After a 15 month investigation, the U.S. House Judiciary Subcommittee on Antitrust, Commercial, and Administrative Law has issued a 449 page report concluding that Apple, Amazon, Facebook, and Google engaged in monopolistic practices.

According to ARS Technica, the committee conducted seven hearings, poured over a million internal documents, interviewed more than 200 people, and reviewed statements from nearly 40 antitrust specialists. They found proof that all four companies not only sought to minimize competition but continue to do so even today.

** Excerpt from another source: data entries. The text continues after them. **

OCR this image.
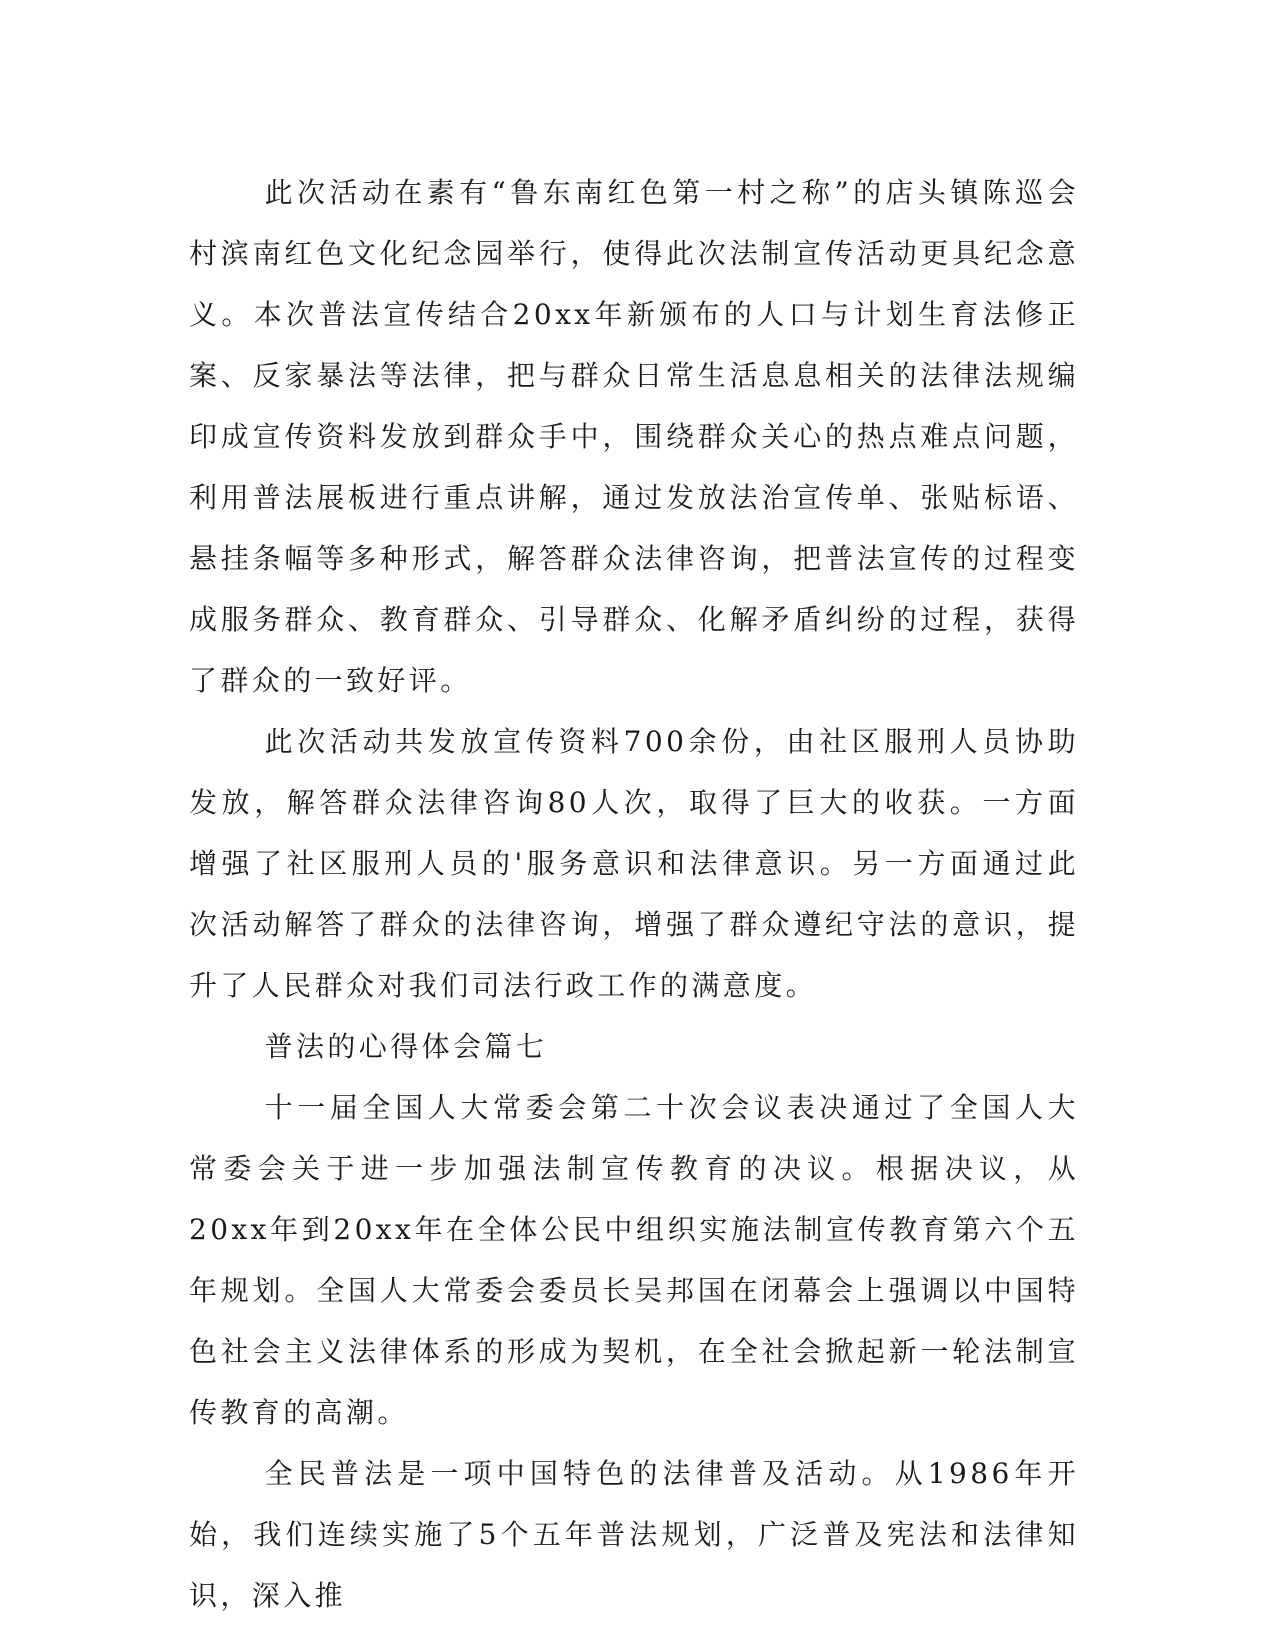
此次活动在素有“鲁东南红色第一村之称”的店头镇陈巡会村滨南红色文化纪念园举行，使得此次法制宣传活动更具纪念意义。本次普法宣传结合20xx年新颁布的人口与计划生育法修正案、反家暴法等法律，把与群众日常生活息息相关的法律法规编印成宣传资料发放到群众手中，围绕群众关心的热点难点问题，利用普法展板进行重点讲解，通过发放法治宣传单、张贴标语、悬挂条幅等多种形式，解答群众法律咨询，把普法宣传的过程变成服务群众、教育群众、引导群众、化解矛盾纠纷的过程，获得了群众的一致好评。

此次活动共发放宣传资料700余份，由社区服刑人员协助发放，解答群众法律咨询80人次，取得了巨大的收获。一方面增强了社区服刑人员的'服务意识和法律意识。另一方面通过此次活动解答了群众的法律咨询，增强了群众遵纪守法的意识，提升了人民群众对我们司法行政工作的满意度。

普法的心得体会篇七

十一届全国人大常委会第二十次会议表决通过了全国人大常委会关于进一步加强法制宣传教育的决议。根据决议，从20xx年到20xx年在全体公民中组织实施法制宣传教育第六个五年规划。全国人大常委会委员长吴邦国在闭幕会上强调以中国特色社会主义法律体系的形成为契机，在全社会掀起新一轮法制宣传教育的高潮。

全民普法是一项中国特色的法律普及活动。从1986年开始，我们连续实施了5个五年普法规划，广泛普及宪法和法律知识，深入推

The purpose of antitrust isn’t just to split up monopolies but what a company did to become dominant in the market the company services. It’s not illegal for a corporation to dominate market share if it did so by becoming the largest by natural, consumer choice. The underlying dilemma is when companies seek to buy up or somehow inhibit competition that could pose a risk to an existing company’s market share.

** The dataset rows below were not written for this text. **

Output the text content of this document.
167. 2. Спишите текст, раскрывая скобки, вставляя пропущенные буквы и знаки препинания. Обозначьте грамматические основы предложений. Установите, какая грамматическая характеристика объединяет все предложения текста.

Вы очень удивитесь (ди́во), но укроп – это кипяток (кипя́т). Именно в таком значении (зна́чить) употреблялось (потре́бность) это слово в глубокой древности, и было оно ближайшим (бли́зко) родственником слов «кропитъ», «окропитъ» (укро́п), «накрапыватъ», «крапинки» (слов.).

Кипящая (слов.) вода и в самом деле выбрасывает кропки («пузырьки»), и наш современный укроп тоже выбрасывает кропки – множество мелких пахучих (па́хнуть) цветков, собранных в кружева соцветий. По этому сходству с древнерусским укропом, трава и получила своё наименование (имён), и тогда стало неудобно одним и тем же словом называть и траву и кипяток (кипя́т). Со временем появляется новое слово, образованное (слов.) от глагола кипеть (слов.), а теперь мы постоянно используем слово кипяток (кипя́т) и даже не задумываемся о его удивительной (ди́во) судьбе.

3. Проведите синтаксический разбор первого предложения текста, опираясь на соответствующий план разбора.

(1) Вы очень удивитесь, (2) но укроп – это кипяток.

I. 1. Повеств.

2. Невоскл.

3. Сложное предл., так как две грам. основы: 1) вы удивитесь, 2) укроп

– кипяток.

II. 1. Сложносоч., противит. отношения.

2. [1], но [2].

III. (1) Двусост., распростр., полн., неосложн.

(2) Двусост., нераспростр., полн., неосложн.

For example, as ARS Technica notes, Facebook was not prevented by regulators from acquiring 60 different companies, including Instagram and WhatsApp. What Facebook did state in an internal memo from CEO Mark Zuckerberg to other corporate management is what lead the committee to conclude that Facebook was engaged in activities that violated antitrust standards:

Facebook’s serial acquisitions reflect the company’s interest in purchasing firms that had the potential to develop into rivals before they could fully mature into strong competitive threats.

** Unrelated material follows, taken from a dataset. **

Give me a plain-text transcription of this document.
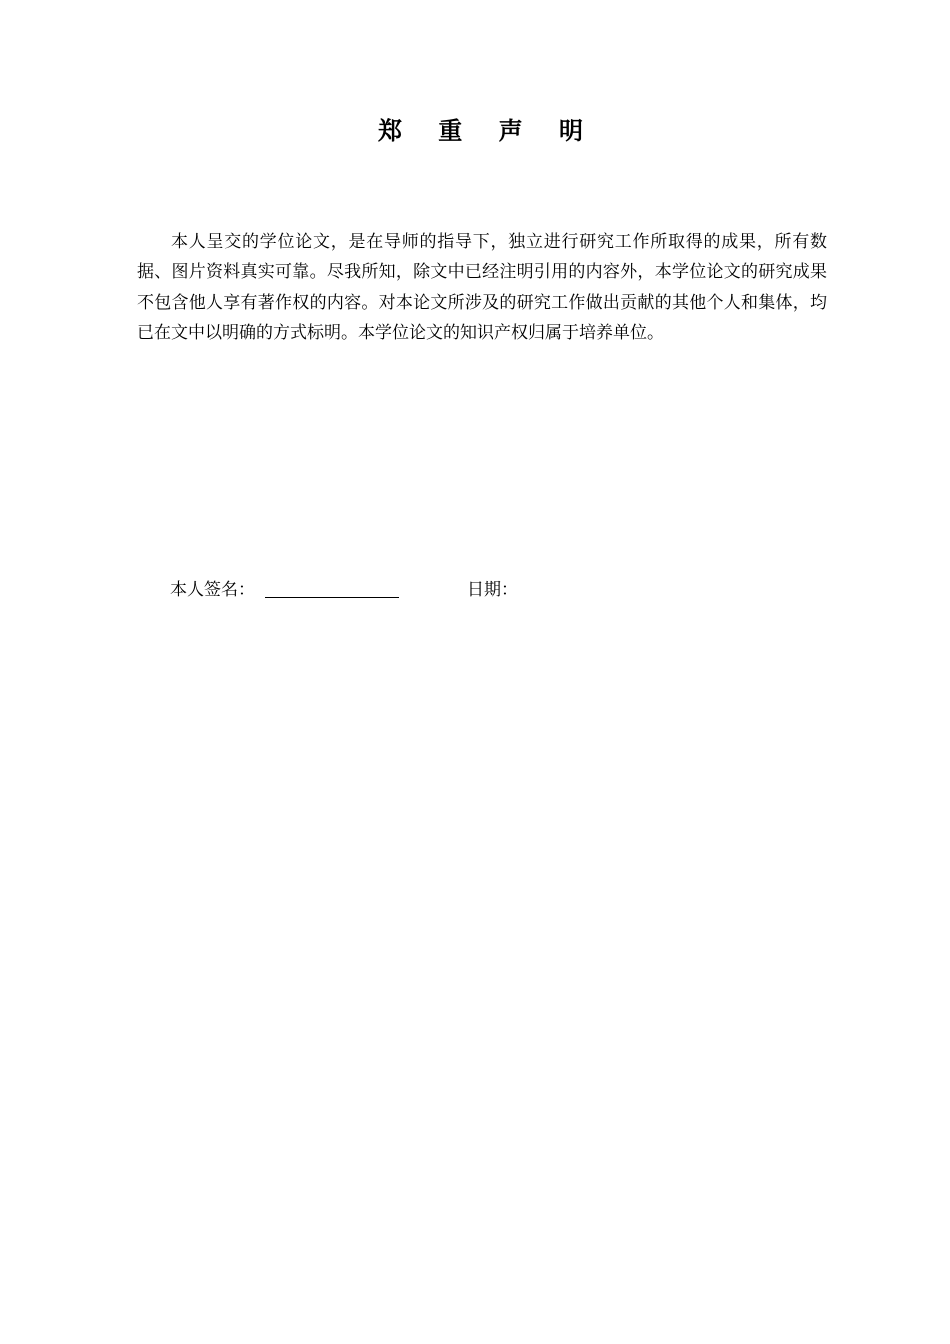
郑 重 声 明

本人呈交的学位论文，是在导师的指导下，独立进行研究工作所取得的成果，所有数据、图片资料真实可靠。尽我所知，除文中已经注明引用的内容外，本学位论文的研究成果不包含他人享有著作权的内容。对本论文所涉及的研究工作做出贡献的其他个人和集体，均已在文中以明确的方式标明。本学位论文的知识产权归属于培养单位。

本人签名：	日期：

Despite the committee calling for stronger enforcement of antitrust laws and breakups of the tech companies in question, it is highly doubtful that any of them will be. The best case scenario is what lead to the creation of Google when antitrust suits were brought against Microsoft: tie Google, Apple, Facebook, and Amazon up in court giving the ability for smaller competitors to gain a foothold and grow in the technology sectors the four presently predominate.

In many ways, I find antitrust laws to be abhorrent and wish there was another way to go about preventing the threat technology companies pose to a consumer’s survival. However, as the House committee report reveals, the technology companies in question knowingly opened themselves up to recent antitrust actions by violating rules through their seeking financial benefit using manipulation and control. That includes Facebook and Google’s domination of online advertising which impedes competition.

All of the technology companies in question, including Twitter, have sided with the Left and pose a metaphysical threat to our civilization’s survival resulting from the fraud they’ve conducted including to hinder the speech of their conservative and libertarian users. They all acted in a typical manner Leftists do thinking that they are above the law. Therefore, antitrust suits are the appropriate retaliation for their deceitful conduct.